Kita semua yang seharusnya bangga dengan predikat Indoensia sebagai negara produsen minyak sawit terbesar di dunia, tetapi kita semua mendadak kecewa ketika harga minyak goreng kemasan yang berbahan baku sawit di negeri sendiri berbanding terbalik yaitu melambung begitu tinggi harganya. Patut diduga dalm hal ini ada yang salah dalam manajemen pengelolaan produksi minyak sawit ini, bahwa apa yang dilkukan negara selama ini sangat bertentangan dengan pasal 33 ayat 2 UUD 1945: “Cabang-cabng produksi yang penting bagi negara dan yang menguasai hajat hidup orang banyak dikuasai oleh negara.” Dan pasal 33 ayat 3 UUD 1945: “Bumi dan air dan kekayaan alam yang terkandung di dalamnya dikuasai oleh negara dan dipergunakan untuk sebesar-besar kemakmuran rakyat.”

Mengapa minyak goreng kemasan terlalu seksi bagi kita?
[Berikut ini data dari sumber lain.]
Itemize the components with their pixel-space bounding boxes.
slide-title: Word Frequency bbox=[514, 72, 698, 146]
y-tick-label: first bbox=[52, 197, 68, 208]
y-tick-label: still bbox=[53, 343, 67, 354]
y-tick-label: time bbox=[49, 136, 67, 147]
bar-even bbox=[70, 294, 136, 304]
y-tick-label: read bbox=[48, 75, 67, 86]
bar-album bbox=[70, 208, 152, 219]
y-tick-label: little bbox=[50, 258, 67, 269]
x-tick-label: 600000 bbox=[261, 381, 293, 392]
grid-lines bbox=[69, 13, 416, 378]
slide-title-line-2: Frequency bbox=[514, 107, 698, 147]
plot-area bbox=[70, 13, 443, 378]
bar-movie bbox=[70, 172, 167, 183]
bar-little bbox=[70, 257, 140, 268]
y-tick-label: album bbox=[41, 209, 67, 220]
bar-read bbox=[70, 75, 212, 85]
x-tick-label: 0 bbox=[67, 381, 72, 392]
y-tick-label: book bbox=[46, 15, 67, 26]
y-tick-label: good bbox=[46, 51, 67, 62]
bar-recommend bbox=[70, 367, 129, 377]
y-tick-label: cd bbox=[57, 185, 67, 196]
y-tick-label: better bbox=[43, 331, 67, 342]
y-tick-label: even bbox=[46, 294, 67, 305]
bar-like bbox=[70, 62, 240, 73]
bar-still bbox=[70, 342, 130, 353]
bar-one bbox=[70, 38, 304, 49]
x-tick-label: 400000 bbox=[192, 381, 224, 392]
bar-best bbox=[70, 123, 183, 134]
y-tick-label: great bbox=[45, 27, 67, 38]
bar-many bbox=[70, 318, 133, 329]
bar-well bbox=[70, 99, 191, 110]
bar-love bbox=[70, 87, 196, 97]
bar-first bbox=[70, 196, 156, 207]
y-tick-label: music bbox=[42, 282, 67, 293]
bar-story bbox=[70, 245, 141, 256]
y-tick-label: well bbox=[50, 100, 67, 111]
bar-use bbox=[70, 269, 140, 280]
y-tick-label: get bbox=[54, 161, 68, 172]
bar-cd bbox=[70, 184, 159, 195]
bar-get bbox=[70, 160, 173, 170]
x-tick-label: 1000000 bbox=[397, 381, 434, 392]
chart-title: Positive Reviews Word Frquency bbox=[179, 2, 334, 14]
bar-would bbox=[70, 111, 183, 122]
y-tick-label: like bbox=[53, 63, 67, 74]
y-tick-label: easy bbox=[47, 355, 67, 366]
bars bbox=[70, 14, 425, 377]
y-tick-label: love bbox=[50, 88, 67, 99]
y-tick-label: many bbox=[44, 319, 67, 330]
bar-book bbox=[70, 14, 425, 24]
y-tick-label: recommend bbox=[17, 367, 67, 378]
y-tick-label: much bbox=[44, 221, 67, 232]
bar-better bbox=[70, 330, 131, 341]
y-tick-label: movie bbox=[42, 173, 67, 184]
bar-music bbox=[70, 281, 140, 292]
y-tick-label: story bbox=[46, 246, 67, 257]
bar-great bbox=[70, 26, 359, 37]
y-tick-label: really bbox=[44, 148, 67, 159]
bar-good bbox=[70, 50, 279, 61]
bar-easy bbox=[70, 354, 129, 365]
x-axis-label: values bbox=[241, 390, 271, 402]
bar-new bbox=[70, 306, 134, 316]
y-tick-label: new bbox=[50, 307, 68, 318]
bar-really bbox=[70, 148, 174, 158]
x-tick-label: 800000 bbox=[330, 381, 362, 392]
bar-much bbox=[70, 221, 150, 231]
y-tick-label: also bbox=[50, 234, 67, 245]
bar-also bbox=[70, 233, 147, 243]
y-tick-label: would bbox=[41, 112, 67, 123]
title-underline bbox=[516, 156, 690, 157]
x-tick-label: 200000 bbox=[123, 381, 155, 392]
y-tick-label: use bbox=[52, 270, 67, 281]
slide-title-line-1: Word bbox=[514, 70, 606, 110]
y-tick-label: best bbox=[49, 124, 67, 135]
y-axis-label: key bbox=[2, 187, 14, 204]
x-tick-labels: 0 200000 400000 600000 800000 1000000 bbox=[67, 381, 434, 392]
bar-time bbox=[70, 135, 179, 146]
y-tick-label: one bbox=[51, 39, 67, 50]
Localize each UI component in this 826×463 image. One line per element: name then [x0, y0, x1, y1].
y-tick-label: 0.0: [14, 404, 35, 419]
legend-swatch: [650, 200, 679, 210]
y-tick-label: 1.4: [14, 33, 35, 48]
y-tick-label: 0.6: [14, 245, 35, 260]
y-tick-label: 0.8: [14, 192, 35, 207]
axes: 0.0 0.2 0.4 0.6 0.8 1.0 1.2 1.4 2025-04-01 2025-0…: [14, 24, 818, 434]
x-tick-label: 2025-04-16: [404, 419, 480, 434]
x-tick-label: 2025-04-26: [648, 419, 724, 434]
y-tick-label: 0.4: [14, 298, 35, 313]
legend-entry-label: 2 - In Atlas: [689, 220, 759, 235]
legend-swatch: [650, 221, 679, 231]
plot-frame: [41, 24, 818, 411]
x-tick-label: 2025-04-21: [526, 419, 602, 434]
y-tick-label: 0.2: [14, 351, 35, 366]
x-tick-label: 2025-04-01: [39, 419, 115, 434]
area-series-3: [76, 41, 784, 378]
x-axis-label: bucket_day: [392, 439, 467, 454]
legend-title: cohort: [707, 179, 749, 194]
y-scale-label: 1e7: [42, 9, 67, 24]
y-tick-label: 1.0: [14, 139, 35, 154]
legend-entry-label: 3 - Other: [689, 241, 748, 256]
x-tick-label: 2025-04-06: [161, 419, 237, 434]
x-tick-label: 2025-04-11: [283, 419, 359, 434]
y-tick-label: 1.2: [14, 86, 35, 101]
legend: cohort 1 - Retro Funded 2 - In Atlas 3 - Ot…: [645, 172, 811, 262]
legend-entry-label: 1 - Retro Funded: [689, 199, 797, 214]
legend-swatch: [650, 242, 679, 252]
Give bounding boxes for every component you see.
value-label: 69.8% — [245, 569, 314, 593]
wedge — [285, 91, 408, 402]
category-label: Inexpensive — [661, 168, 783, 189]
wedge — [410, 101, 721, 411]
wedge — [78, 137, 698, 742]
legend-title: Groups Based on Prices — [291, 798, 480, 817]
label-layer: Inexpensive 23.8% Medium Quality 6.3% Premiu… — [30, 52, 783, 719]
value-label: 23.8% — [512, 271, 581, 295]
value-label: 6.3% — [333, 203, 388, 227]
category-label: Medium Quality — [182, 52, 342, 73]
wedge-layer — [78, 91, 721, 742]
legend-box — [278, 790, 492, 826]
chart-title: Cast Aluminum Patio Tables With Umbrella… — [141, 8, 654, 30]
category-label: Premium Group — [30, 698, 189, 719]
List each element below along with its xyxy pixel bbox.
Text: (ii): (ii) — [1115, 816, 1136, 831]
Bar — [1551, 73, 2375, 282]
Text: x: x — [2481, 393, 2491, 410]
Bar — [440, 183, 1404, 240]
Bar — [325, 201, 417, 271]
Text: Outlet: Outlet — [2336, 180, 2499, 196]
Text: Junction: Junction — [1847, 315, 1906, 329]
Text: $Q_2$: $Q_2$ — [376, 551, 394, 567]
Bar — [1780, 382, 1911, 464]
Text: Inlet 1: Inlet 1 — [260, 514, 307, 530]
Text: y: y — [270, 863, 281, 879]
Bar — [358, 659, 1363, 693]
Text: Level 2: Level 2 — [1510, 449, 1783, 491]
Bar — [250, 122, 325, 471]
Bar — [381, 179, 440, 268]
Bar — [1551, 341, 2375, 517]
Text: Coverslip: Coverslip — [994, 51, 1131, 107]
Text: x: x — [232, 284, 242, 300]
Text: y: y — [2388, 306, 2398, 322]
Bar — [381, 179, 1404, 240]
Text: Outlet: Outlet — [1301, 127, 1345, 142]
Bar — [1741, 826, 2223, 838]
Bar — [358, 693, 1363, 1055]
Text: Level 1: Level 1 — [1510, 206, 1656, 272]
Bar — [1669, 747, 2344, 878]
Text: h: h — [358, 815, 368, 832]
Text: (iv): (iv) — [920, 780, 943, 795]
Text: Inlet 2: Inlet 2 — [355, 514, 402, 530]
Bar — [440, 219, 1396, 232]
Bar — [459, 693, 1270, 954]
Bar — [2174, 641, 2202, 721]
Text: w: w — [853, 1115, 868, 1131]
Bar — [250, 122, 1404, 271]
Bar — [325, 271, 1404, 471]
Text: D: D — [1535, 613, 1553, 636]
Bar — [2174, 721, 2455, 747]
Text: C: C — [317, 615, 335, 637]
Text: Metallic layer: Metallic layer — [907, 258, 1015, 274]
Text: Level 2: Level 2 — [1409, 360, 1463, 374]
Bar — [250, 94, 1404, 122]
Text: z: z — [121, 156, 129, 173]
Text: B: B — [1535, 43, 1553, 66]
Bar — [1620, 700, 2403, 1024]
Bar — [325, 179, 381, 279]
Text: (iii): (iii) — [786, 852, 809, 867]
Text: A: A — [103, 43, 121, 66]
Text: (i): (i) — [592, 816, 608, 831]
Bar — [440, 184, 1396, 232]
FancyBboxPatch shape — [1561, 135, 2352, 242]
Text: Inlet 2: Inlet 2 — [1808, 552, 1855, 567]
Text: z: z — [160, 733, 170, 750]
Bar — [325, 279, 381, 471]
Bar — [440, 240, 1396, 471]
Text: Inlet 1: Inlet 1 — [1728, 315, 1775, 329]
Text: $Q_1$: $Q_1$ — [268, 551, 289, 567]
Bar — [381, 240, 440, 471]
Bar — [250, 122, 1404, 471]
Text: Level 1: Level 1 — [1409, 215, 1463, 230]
Jangan-jangan ada skenario pasar dari para pelaku pasar penguasa bisnis minyak goreng kemasan  di negeri kita ini? Sehingga isu minyak goreng kemasan terus digoreng terus supaya menjadi trending topic sehingga dapat meningkatkkan sentimen pasar.

Mulai dari kelangkaan stok. Isu penimbunan stok. Isu kepanikan ibu-ibu ketika sedang belanja minyak goreng kemasan di warung-warung sembako, di pasar-pasar tradisional, di mini market-mini market, di swalayan-swalaya dan lain sebagainya. Juga diblow-upnya  penjaringan  opini-opini tokoh nasional, mulai dari kementrian perdagangan RI, anggota DPR RI , para selebritis, para buzer,  para netizen dan lain sebagainya. Juga terkait penjaringan opini lewat media, baik media elektronik, media massa mainstream maupun media sosial.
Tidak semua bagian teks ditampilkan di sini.